Teacher comment (100 words):
You must do this perfectly. No shortcuts. Use coordinates, compute dx and dy, square them, add, and take square root — that is the Pythagorean way. Start by finding the only pair one unit apart: (6,3) and (6,2). That fixes the first step. From (6,2) move to (6,3), then to (5,0) because 1, √10, 5, √5 must appear in that order. Show your working: list dx, dy, dx^2+dy^2 for each segment. Check each length equals 1,10,25,5. If you show full, neat work, you will get full marks. Repeat until perfect. Do it again. I will check thoroughly. No sloppy work.
Solution — step by step:
- Label the five marked points: A = (5,0), B = (6,3), C = (1,3), D = (6,2), E = (3,2).
- Use the Pythagorean theorem: distance^2 = dx^2 + dy^2 where dx = x2-x1, dy = y2-y1. Compute key pair distances (squared):
A–B: (5,0)-(6,3) → dx=1, dy=3 → 1^2+3^2=10 → distance = √10 A–C: (5,0)-(1,3) → dx=-4, dy=3 → 16+9=25 → distance = 5 A–D: (5,0)-(6,2) → dx=1, dy=2 → 1+4=5 → distance = √5 B–D: (6,3)-(6,2) → dx=0, dy=-1 → 0+1=1 → distance = 1 B–E: (6,3)-(3,2) → dx=-3, dy=-1 → 9+1=10 → distance = √10 C–E: (1,3)-(3,2) → dx=2, dy=-1 → 4+1=5 → distance = √5
- Reasoning: The sequence of required lengths squared is 1, 10, 25, 5. Only B–D has squared distance 1, so the first segment must be between B and D. Order the endpoints so the next segment can be √10: D→B→(point at √10 from B). B is √10 from A and E, but only A has a neighbor at distance 5 to continue (A→C). Thus the unique order is D → B → A → C → E.

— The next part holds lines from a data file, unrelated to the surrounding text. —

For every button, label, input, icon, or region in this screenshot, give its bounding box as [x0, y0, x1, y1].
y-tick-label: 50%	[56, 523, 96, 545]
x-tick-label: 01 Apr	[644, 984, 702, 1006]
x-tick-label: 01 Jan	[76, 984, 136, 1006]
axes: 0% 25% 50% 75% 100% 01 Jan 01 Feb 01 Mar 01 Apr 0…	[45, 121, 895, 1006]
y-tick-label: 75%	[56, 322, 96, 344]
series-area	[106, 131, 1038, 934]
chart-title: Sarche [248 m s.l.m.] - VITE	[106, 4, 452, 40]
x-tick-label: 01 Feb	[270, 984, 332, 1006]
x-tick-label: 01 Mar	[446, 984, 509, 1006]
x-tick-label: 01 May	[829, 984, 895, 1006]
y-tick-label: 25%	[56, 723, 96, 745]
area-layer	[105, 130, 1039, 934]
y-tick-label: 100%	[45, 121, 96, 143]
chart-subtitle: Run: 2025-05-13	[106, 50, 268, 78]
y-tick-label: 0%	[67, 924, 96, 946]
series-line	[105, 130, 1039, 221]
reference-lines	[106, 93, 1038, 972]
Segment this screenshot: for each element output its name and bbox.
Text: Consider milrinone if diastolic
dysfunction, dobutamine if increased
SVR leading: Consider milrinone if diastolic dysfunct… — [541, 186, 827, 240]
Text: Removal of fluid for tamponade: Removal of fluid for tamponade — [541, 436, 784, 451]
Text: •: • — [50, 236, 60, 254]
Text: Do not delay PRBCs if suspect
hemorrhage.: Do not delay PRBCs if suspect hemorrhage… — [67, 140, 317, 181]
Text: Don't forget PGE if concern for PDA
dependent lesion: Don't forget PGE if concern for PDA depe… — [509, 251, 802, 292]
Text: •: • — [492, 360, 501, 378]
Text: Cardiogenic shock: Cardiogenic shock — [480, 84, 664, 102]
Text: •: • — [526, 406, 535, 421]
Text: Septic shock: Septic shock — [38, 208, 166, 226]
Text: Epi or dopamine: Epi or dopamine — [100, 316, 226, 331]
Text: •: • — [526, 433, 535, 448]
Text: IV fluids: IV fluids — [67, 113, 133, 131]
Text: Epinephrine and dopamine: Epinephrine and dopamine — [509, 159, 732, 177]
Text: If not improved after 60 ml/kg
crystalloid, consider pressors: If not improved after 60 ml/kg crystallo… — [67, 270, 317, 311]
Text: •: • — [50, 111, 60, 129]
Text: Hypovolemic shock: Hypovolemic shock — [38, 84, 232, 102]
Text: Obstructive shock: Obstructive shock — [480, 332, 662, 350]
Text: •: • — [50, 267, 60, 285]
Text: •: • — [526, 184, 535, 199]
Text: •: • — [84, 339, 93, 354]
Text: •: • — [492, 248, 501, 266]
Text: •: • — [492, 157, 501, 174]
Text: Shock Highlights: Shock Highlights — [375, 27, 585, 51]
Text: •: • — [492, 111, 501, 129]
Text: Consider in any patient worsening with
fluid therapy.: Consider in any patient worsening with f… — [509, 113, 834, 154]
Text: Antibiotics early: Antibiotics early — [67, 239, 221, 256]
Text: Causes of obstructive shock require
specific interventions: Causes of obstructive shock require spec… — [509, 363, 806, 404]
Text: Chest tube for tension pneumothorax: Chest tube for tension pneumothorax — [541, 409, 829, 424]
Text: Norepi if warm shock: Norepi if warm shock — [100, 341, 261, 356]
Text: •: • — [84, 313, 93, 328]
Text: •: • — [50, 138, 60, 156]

- Final path (in coordinates): (6,2) → (6,3) → (5,0) → (1,3) → (3,2). Confirm segment lengths:
(6,2)→(6,3): dx=0,dy=1 → distance = 1 (6,3)→(5,0): dx=-1,dy=-3 → 1+9=10 → distance = √10 (5,0)→(1,3): dx=-4,dy=3 → 16+9=25 → distance = 5 (1,3)→(3,2): dx=2,dy=-1 → 4+1=5 → distance = √5
Thus the path matches the required lengths 1, √10, 5, √5. Practice computing dx, dy and distance^2 each time to build reliability — this is exactly the ACARA v9 skill of applying the Pythagorean theorem in coordinate geometry.